The Queen and senior royals will lead the nation in commemorating the Battle of the Somme today by attending services in both the UK and France.
At Westminster Abbey the Queen and Duke of Edinburgh will join the congregation for an evening commemoration - on the eve of the 100th anniversary of the start of the battle.
And in France the Duke and Duchess of Cambridge and Prince Harry will attend a vigil in memory of the fallen.
The services will mark the beginning of events across the UK and France marking the start of the battle on July 1 1916, a day that became the bloodiest in British military history with almost 20,000 dead.
By the end of the four-month battle in northern France, more than a million soldiers had been killed and wounded on both sides of the fighting.
The First World War would drag on for another two years.
After the Westminster Abbey service an overnight vigil will begin around the Grave of the Unknown Warrior - the first time the place of worship has hosted such an event since the peace vigils for the Cuban Missile Crisis more than 50 years ago.
The Dean of Westminster, the Very Reverend Dr John Hall, said: "The Battle of the Somme is remembered as one of the most devastating of the First World War.
"The sacrifice of many thousands of lives in a battle which ultimately failed to achieve any serious breakthrough stands as a reminder of the suffering and loss involved in the First World War.
"As we imagine the feelings of those preparing for battle, the vigil will allow us to reflect on the cruel effects of warfare and to pray for lasting peace and justice in the world.

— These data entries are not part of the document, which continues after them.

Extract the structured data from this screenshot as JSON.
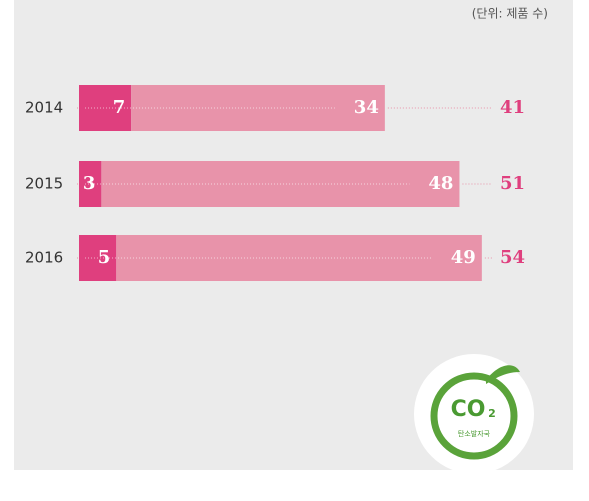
{
  "chart_data": {
    "type": "stacked-bar-horizontal",
    "unit_note": "(단위: 제품 수)",
    "categories": [
      "2014",
      "2015",
      "2016"
    ],
    "series": [
      {
        "color": "#df3f7e",
        "values": [
          7,
          3,
          5
        ]
      },
      {
        "color": "#e893aa",
        "values": [
          34,
          48,
          49
        ]
      }
    ],
    "totals": [
      41,
      51,
      54
    ],
    "total_color": "#df3f7e",
    "logo": {
      "text": "CO",
      "sub": "2",
      "caption": "탄소발자국"
    }
  }
}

All will be welcome."
Other overnight events will also take place in Wales, Scotland and Northern Ireland.
William, Kate and Harry will attend events this evening at the Thiepval Memorial in France, where 70,000 British and Commonwealth soldiers with no known grave are commemorated.
The events include a climb to the top of a huge, newly renovated structure, which will be lit for the first time, to view the killing fields.
There is to be a military vigil and a meeting with representatives of nations involved in the battle.
On Friday they will be joined by the Prince of Wales, Duchess of Cornwall, Prime Minister and 10,000 members of the public, including hundreds of schoolchildren, chosen by ballot, for a service of commemoration.
Charles and Camilla will then attend other ceremonies for Northern Irish and Canadian victims of the battle at the nearby Ulster Tower and Beaumont-Hamel Newfoundland Memorial, respectively.
Camilla will also lay a wreath at the grave of her great-uncle, Captain Harry Cubitt, who was killed on the Somme in September 1916 while serving with the Coldstream Guards.
He was the eldest, and the first, to die of three brothers killed serving on the Western Front.
In the UK the nation will fall silent for two minutes during Friday morning to remember the sacrifices of all those who fought and lost their lives.